Sample Cell Count: The outlined cells are yeast, the dark blue cells are dead, the amorphous blobs are hops and protein.

Every good brewer, whether at home or in a production brewery, recognizes the importance of yeast. When it comes down to it yeast is what makes beer; brewers merely create the conditions for that process to happen. In fact, the chosen yeast and fermentation conditions have a greater flavor impact than any other single ingredient in the recipe. At a commercial level the key is consistency. Once Garry knew that the wort would have to sit overnight (we didn’t realize it would have to be several nights) we knew it would be problematic. Significant procedural changes made it impossible to produce a Blonde that was true to the brand Manzanita had established. The flavors produced by yeast largely depend on the temperatures employed and fermentation timeline.
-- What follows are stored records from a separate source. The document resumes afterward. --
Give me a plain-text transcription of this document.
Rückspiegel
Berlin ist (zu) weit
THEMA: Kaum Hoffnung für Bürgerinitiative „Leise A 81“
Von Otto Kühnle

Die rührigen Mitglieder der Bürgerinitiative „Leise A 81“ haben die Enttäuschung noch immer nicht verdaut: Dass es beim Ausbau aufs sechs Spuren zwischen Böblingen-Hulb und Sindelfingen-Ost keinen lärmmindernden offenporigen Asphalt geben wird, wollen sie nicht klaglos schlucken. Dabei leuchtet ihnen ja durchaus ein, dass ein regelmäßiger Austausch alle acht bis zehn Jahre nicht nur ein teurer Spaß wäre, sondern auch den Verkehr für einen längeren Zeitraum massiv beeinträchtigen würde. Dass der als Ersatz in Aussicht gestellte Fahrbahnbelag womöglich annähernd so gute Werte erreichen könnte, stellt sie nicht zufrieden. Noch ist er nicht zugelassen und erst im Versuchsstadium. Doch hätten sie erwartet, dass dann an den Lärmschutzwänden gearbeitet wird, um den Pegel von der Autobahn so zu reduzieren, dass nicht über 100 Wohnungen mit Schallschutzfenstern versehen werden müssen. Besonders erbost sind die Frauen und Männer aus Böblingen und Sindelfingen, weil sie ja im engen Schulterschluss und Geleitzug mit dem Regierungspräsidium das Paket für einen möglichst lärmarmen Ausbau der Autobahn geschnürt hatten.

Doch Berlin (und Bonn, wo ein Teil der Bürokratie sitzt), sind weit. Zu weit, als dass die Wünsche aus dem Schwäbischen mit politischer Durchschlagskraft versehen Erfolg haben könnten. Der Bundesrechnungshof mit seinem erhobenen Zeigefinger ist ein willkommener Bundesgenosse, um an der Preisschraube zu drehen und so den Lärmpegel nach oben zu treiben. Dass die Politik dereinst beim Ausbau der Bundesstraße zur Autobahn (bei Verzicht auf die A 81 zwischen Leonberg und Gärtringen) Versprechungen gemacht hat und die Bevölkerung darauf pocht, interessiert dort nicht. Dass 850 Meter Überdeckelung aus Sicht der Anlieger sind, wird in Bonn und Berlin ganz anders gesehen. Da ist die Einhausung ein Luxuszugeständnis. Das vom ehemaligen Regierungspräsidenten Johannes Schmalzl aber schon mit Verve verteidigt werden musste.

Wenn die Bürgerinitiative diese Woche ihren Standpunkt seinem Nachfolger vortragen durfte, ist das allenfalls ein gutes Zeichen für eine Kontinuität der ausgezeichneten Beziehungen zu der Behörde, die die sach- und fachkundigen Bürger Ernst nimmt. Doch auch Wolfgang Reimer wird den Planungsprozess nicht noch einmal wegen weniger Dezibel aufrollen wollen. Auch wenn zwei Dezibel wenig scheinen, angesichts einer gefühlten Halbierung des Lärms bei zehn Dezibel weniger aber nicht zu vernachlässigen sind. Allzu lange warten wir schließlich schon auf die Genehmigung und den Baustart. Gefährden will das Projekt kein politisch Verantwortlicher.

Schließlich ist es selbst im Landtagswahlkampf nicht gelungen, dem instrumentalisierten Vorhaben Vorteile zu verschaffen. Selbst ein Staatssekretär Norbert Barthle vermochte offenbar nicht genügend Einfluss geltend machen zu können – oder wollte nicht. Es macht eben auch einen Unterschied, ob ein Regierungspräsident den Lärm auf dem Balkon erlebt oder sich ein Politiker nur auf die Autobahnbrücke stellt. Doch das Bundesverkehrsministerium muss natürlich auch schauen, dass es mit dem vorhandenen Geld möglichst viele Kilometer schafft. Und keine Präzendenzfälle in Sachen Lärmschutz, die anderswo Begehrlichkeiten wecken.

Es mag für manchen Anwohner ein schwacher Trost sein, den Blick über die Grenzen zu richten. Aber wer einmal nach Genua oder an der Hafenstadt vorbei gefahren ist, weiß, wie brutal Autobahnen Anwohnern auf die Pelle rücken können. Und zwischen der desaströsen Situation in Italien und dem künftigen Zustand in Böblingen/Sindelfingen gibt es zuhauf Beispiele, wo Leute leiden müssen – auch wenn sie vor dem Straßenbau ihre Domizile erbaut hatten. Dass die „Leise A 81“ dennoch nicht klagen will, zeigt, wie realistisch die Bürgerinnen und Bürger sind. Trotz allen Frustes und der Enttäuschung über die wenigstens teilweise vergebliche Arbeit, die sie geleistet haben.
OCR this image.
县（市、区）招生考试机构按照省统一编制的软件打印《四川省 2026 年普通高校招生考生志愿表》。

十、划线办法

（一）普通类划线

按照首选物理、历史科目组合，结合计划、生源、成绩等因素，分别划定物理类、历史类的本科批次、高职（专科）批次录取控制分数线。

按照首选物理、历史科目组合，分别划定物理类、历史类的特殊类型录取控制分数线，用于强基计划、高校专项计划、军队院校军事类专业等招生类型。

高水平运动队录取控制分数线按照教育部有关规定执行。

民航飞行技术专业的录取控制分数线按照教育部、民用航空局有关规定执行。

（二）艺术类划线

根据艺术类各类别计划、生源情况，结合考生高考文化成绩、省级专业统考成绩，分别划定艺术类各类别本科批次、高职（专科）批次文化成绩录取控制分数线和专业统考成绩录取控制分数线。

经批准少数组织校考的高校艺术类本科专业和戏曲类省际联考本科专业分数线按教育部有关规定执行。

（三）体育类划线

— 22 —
Wort is a perfect medium for growing yeast or bacteria, depending on what is introduced first, so brewers encourage yeast to gain a foothold as early as possible. When we failed to pitch at the appropriate moment we left a window that unwanted bacteria took advantage of. And that’s the recipe for hot dog beer.

I hope to make the microscope a more frequent part of the Manzanita brew day. It’s a standard industry practice to take a cell count, which notes not only the number of cells but also their health, before every pitch. Breweries harvest yeast from finished beer to re-pitch into their next batch. As they do this the amount of yeast and its viability varies from generation to generation. Knowing our cell concentration would help us come closer to pitching the same amount each time, which would in turn improve our batch consistency. I’m starting to gloss over all of this far too quickly, so I’ll cut myself off here for now. There are volumes that could be written about yeast and I promise to revisit the topic as we ramp up our lab program at Manzanita.